Enseignement de l’Histoire : la France s’automutile

par hommelibre
samedi 25 avril 2015

La nouvelle attaque politique contre la France se met en place pour la rentrée. Le gouvernement de Manuel Valls a décidé de modifier l’enseignement de l’Histoire dans les collèges. On tombe sur le cul. La volonté de déconnecter le pays de son passé, de manipuler le passé, s’exprime avec une violence rare.

 Les faits

L’Education Nationale a fixé le contenu général des nouveaux programmes d’Histoire. On y distingue les sujets obligatoires des sujets facultatifs, ces derniers étant laissés à l’appréciation du prof.

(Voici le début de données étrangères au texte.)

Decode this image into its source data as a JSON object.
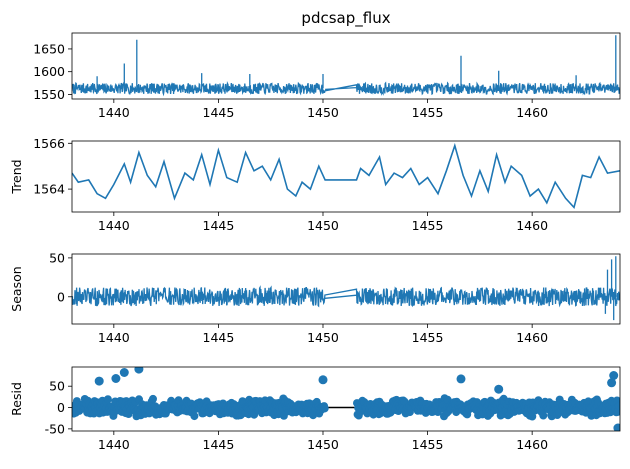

Parmi les sujets obligatoires en matière de rôle historique des religions :

« Ainsi, l'étude de l'Islam sera obligatoire, mais celle du christianisme médiéval facultative - ceux qui choisiront de l'enseigner devront le faire uniquement sous l'angle de l' « emprise de l'Eglise sur les mentalités rurales. »

 

Commentaires

Comme le souligne la journaliste auteure de l’article :

« Dans une société en mal d'intégration et de cohésion nationale, on ne manquera pas de s'étonner d'une curiosité si grande pour les religions venues d'ailleurs, et d'une révulsion si manifeste pour nos racines judéo-chrétiennes. (...) ... le cadre national est abordé à travers l'étude obligatoire des heures sombres ou controversées du passé (esclavage, colonisation, génocides, déportation…). En revanche, l'enseignement de l'humanisme et des Lumières, problématiques qu'on croirait pourtant « indispensables à la formation du citoyen », n'est que facultatif. Nos repères communs seront donc extraits des cultures venues d'ailleurs et des tragédies de notre histoire. »

 Le pouvoir actuel prend l’école en otage au moyen d’une idéologie révisionniste. Entre la théorie du genre qui tend à déconnecter les individus de leur histoire biologique, et maintenant l’enseignement de l’Histoire, on voit une volonté de détruire la mémoire du pays. Des individus sans mémoire, réagissant au seul stress de l’instant comme des fourmis malléables, voilà le projet qui se met en place dans ce pays pourtant vu comme un modèle positif par les aveugles. Alors que c’est aujourd’hui un modèle remarquable de déni du réel, de mensonge, d’auto-censure, de stigmatisation tous azimuts, de blocage, de frein, de peur.

Que l’islam soit mis en avant au détriment du christianisme dans l’étude de l’Histoire européenne, que le christianisme médiéval ne soit abordé - s’il l’est - que dans le sens de l’emprise sur les mentalités rurales » en dit long sur la haine des origines, la haine de soi, la haine du libéralisme des Lumières. La gauche est intellectuellement très à la masse et l'on peut considérer cette décision comme une auto-mutilation.

La France n’est pas le résumé des heures sombres de son histoire. On ne saurait étudier l’implication du pays dans l’esclavage sans rappeler que cet esclavage a été pratiqué par des africains eux-mêmes, et par les pays arabo-musulman à très grande échelle. Ce programme de l’Histoire de France devra être abrogé au prochain changement de majorité. 

Constatant une telle volonté de déraciner la France, on peut se demander si Valls ne crée pas le lit du Front National. Comme l’écrit la journaliste :

« ... le CSP (Conseil Supérieur des Programmes) entend une nouvelle fois enfermer l'élève dans le culte de la culpabilité et de la haine de soi. Le fait n'est pas nouveau : il y a bien longtemps que l'enseignement de l'histoire se fourvoie chez nous dans un travail de sape et d'auto-flagellation prodigieusement masochiste. Avec la réforme du collège, un nouveau cap est franchi. Ne cherchez plus la crise de la France : elle est là, dans ce retournement de soi contre soi. »

Voilà où mènent les idéologies dominantes actuelles en Europe. Il ne faut pas s'étonner si la droite nationaliste a le vent en poupe.